RIFORMA PENSIONI, I DATI ISTAT
Come riporta Teleborsa, da un report Istat emerge che “sono 22,7 milioni le prestazioni del sistema pensionistico italiano vigenti al 31 dicembre 2021, erogate a 16 milioni di titolari, per una spesa di 313 miliardi di euro”. “Il 90,5% della spesa complessiva (283 miliardi) è destinata alle prestazioni di invalidità, vecchiaia e superstiti (IVS). In particolare, il 72,6% del totale (227 miliardi) è rivolto al pagamento delle pensioni di vecchiaia e anzianità, il 13,9% alle pensioni ai superstiti (43 miliardi), il 4% a quelle di invalidità (13 miliardi)”. Emerge inoltre che “dal 2000 al 2018 il rapporto tra spesa pensionistica e Pil non ha mai superato il 17%, l’aumento registrato negli ultimi due anni è il risultato della contrazione del Pil come riflesso della pandemia”.
I DATI SULL’IMPORTO DEGLI ASSEGNI
Anche “il rapporto tra numero di pensionati e occupati risente dell’effetto della crisi sanitaria: è di 714 beneficiari ogni 1.000 lavoratori (717 nel 2020, 694 nel 2019). Se si considerano solo i titolari di prestazioni previdenziali, il rapporto tra pensionati che hanno versato i contributi e i lavoratori che li versano scende a 624 ogni 1.000 lavoratori (628 nel 2020, 608 nel 2019).
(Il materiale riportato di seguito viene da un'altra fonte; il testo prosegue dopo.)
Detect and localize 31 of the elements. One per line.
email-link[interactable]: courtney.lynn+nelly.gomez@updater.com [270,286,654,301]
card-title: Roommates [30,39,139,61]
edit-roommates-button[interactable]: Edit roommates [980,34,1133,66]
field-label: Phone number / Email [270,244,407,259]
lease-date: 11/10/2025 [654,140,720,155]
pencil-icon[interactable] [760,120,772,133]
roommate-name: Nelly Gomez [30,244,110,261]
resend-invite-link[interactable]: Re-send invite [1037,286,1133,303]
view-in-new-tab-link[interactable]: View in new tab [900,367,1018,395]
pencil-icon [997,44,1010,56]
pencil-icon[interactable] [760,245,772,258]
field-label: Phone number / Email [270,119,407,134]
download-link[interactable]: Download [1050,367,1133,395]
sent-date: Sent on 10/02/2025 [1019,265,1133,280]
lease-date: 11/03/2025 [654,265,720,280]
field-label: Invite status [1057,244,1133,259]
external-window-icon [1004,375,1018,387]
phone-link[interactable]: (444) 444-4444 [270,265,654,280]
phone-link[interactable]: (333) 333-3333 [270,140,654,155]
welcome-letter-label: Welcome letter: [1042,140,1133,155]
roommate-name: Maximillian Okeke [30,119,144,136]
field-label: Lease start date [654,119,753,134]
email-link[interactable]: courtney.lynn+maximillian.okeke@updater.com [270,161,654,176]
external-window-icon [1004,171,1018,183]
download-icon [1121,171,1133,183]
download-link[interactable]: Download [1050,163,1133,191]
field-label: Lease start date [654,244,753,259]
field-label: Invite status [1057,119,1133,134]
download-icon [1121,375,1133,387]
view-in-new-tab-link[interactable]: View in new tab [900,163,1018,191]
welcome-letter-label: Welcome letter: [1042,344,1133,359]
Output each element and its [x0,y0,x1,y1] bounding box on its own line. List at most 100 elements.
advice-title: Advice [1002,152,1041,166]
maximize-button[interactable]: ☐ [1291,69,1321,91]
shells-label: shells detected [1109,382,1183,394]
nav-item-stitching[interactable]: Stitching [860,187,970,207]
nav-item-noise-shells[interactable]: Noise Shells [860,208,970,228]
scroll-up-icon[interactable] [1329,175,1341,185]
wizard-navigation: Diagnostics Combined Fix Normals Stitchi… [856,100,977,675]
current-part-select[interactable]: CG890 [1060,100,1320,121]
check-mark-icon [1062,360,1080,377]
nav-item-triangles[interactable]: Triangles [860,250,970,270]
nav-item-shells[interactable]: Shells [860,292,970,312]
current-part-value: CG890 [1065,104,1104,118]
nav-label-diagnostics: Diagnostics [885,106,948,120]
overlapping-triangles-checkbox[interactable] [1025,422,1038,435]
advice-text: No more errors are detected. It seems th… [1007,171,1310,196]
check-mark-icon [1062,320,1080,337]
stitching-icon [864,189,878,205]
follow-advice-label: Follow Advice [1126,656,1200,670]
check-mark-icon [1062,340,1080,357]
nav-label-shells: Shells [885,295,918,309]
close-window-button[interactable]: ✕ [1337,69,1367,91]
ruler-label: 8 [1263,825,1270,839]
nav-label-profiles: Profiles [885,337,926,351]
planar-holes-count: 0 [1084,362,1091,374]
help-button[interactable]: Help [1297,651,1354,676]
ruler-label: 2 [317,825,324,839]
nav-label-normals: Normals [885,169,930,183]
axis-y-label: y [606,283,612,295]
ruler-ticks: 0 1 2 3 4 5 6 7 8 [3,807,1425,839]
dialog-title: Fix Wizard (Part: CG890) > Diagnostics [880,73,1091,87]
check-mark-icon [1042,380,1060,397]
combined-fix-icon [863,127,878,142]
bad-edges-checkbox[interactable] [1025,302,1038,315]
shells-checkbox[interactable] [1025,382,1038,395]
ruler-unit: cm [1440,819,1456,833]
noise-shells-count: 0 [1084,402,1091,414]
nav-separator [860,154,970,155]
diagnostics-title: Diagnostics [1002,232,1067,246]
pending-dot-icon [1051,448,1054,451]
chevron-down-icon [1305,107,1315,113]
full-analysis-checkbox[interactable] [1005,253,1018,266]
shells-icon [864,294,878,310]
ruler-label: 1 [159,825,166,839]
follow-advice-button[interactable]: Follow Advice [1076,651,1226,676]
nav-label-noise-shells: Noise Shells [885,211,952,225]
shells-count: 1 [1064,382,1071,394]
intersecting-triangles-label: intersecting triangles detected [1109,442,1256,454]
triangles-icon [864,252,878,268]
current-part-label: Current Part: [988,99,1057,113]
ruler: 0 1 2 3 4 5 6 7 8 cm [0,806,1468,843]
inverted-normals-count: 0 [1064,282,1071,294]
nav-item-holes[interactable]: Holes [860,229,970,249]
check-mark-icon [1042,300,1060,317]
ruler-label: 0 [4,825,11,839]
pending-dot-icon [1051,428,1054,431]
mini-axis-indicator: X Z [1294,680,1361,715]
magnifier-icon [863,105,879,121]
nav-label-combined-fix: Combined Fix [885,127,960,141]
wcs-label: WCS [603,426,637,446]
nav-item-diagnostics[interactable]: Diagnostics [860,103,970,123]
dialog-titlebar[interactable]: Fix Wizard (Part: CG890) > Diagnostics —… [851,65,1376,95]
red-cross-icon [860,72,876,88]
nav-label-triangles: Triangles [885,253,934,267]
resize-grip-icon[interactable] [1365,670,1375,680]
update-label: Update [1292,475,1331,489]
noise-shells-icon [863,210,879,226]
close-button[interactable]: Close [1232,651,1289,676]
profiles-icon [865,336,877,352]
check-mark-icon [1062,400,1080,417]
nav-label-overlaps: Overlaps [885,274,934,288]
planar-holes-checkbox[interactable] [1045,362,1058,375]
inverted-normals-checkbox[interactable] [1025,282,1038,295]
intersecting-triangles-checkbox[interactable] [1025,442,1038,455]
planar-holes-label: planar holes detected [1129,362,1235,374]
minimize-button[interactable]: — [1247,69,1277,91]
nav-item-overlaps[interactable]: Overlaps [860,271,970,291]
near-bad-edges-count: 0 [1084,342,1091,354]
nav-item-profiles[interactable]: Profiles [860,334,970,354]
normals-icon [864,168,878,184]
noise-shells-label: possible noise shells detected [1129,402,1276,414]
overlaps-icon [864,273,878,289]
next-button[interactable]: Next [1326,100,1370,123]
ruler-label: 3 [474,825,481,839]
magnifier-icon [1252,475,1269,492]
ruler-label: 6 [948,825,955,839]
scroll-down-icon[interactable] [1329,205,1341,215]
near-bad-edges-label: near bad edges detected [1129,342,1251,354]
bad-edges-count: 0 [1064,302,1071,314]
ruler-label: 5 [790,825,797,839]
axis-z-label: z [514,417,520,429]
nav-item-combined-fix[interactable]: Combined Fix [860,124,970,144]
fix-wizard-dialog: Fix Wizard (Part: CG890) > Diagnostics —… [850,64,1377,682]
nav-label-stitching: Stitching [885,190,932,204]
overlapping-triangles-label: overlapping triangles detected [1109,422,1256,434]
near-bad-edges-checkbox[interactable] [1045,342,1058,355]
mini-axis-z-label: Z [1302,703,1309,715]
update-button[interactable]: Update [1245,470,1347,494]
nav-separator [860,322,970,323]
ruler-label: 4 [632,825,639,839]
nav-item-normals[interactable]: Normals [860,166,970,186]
I valori di entrambi gli indicatori risultano in aumento nel 2020 per poi tornare a calare nel 2021, seguendo quindi il trend in diminuzione registrato a partire dal 2013”. C’è anche da dire che “il tasso di pensionamento è più elevato al Nord (269 pensionati ogni 1.000 abitanti), minore nel Mezzogiorno (267) ed è in assoluto più basso al Centro (261)” e “complessivamente, il 59,1% delle singole prestazioni pensionistiche è di importo inferiore ai 1.000 euro lordi mensili”.